Antwort: Haushalts- und Vergabegrundsätze
Bei der Vergabe von öffentlichen Aufträgen und Konzessionen sind die haushaltsrechtlichen Grundsätze der Wirtschaftlichkeit und Sparsamkeit (§ 7 LHO, § 93 der Gemeindeordnung – GemO – vom 31. Januar 1994 – GVBl. S. 153, BS 2020-1 – in der jeweils geltenden Fassung) zu beachten. Darüber hinaus gelten die Vergaberechtsgrundsätze des Wettbewerbs, der Transparenz, der Wirtschaftlichkeit, der Gleichbehandlung und der Verhältnismäßigkeit. Aspekte der Qualität und der Innovation sowie soziale und umweltbezogene Aspekte werden nach Maßgabe dieser Verwaltungsvorschrift und der anzuwendenden Verfahrensvorschriften berücksichtigt.

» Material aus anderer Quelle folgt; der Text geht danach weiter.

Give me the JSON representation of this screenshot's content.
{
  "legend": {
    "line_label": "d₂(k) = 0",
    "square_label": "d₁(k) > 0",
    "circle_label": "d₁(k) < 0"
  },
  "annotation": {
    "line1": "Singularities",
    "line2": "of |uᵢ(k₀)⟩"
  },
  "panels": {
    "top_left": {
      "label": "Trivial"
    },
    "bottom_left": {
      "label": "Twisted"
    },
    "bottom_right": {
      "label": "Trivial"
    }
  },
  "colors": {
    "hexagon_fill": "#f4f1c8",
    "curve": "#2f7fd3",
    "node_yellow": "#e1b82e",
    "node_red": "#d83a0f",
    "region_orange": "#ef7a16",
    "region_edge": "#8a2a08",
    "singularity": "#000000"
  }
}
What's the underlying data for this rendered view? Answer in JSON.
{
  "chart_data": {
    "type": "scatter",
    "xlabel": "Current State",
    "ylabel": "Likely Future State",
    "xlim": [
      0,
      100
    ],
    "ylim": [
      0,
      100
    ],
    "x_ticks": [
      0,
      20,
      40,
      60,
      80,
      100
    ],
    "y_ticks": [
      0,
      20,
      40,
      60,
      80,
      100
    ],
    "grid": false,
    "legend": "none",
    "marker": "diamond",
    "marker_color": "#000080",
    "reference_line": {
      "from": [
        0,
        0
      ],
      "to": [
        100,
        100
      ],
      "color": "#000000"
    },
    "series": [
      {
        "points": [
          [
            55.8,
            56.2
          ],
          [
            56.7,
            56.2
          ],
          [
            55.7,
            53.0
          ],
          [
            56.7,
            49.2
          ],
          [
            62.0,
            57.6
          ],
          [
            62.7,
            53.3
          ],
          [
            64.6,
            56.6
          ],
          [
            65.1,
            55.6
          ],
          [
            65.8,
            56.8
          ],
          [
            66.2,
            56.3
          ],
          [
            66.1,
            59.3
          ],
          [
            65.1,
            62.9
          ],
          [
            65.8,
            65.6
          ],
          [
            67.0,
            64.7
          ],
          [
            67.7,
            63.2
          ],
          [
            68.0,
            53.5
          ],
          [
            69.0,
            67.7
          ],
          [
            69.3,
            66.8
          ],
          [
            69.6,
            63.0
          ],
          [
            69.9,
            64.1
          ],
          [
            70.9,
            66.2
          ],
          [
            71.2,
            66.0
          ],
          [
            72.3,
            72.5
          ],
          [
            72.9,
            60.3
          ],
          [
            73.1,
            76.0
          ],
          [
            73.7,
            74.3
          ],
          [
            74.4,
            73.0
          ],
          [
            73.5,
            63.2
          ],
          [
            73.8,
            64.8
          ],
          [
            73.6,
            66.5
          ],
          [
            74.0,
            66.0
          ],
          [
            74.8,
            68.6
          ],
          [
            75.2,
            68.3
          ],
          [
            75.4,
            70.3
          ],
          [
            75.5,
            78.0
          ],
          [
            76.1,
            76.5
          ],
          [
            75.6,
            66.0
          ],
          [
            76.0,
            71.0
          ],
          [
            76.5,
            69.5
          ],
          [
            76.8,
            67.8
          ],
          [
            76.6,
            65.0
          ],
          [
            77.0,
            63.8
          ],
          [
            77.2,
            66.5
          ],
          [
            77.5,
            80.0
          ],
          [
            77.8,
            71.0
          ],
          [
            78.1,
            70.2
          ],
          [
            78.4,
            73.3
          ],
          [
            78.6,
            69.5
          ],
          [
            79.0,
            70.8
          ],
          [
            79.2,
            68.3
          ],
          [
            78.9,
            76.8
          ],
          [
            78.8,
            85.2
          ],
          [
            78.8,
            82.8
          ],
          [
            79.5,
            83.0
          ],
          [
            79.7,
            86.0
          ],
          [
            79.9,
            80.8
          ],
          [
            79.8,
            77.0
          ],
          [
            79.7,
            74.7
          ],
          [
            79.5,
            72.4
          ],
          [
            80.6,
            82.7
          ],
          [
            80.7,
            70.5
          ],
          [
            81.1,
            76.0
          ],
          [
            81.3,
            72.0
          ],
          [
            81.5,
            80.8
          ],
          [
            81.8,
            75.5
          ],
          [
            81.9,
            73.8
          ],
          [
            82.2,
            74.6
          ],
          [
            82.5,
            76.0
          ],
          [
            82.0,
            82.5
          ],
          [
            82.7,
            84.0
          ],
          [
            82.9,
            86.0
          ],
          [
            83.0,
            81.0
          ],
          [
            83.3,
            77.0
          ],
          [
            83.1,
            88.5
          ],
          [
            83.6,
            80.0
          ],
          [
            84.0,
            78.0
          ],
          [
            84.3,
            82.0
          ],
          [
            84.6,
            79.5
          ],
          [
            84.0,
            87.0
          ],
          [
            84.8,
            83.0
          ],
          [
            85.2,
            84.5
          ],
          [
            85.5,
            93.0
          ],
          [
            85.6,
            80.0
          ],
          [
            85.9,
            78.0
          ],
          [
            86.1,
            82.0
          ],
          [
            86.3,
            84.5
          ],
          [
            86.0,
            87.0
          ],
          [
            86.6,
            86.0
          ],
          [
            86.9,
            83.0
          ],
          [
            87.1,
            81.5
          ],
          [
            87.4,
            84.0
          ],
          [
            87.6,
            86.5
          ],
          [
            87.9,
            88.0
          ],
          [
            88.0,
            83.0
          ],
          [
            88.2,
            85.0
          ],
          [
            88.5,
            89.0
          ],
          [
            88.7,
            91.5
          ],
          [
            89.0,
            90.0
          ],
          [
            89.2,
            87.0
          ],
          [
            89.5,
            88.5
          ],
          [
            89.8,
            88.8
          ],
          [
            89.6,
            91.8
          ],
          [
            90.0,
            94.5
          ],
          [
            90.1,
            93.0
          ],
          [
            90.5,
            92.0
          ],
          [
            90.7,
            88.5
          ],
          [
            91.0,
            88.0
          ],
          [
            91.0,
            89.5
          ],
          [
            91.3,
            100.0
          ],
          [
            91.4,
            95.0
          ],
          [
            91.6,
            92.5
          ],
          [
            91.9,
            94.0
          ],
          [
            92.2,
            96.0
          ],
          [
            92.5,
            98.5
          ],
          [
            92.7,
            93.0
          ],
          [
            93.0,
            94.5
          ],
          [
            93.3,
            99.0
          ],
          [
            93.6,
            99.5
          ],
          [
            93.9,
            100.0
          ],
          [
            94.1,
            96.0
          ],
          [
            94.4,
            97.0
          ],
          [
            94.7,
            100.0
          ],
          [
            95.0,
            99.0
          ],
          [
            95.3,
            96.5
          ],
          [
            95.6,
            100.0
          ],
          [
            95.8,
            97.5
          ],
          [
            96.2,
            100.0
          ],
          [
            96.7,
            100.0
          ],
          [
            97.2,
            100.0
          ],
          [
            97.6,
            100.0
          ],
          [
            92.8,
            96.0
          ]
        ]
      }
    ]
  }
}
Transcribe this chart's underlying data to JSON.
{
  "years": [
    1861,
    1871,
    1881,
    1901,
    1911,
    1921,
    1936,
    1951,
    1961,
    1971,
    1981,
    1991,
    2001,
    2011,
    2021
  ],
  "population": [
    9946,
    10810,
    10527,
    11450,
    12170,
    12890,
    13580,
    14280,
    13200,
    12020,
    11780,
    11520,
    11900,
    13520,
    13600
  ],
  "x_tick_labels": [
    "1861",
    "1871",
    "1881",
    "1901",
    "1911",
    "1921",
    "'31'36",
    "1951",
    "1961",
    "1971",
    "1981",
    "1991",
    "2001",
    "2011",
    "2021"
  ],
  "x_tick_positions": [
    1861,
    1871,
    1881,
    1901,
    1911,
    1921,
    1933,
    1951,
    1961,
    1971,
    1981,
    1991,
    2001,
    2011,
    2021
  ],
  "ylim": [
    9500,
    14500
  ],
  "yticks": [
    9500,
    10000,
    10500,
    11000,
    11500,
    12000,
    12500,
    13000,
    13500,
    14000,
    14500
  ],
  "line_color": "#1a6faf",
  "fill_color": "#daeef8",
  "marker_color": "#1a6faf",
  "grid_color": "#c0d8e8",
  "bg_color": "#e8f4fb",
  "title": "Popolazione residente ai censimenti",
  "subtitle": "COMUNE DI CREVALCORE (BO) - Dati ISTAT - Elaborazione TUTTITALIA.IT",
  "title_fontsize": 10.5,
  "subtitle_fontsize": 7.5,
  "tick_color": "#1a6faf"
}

Anzuwendende Vergabeverfahrensvorschriften
Für öffentliche Aufträge unterhalb der EU-Schwellenwerte gelten § 55 LHO und die Verwaltungsvorschrift zum Vollzug der Landeshaushaltsordnung (VV-LHO) vom 20. Dezember 2002 (MinBl. 2003 S. 22, 324; 2017 S. 340) zu § 55 LHO sowie § 22 GemHVO und die Verwaltungsvorschriften zu § 22 GemHVO entsprechend der Neufassung der Verwaltungsvorschriften zur Durchführung der Gemeindehaushaltsverordnung (GemHVO-VV) vom 17. Januar 2017 (MinBl. S. 105) in ihren jeweils geltenden Fassungen.
Es sind anzuwenden:
a) die Unterschwellenvergabeordnung (UVgO) vom 2. Februar 2017 (BAnz AT 07.02.2017 B1, ber. BAnz AT 08.02.2017 B1) und der Teil B der Vergabe- und Vertragsordnung für Leistungen (VOL/B) vom 5. August 2003 (BAnz Nummer 178a vom 23.09.2003),
b) die Vergabe- und Vertragsordnung für Bauleistungen (VOB) – Ausgabe 2019 – Teil A, Abschnitt 1 vom 19. Februar 2019 (BAnz AT 19.02.2019 B2), Teil B vom 7. Januar 2016 (BAnz AT 19.01.2016 B3, ber. BAnz AT 01.04.2016 B1) und Teil C in der Fassung der Allgemeinen Technischen Vertragsbedingungen für Bauleistungen (ATV), herausgegeben als DIN-Normen, Ausgabe September 2016, in der jeweils geltenden Fassung, sofern in dieser Verwaltungsvorschrift keine abweichenden oder ergänzenden Regelungen getroffen sind. Die Vergabe- und Vertragsordnungen stehen im Internet unter bmwi.de unter der Rubrik „Öffentliche Aufträge und Vergabe“ und www.fib-bund.de unter der Rubrik „Vergabe“ zur Verfügung.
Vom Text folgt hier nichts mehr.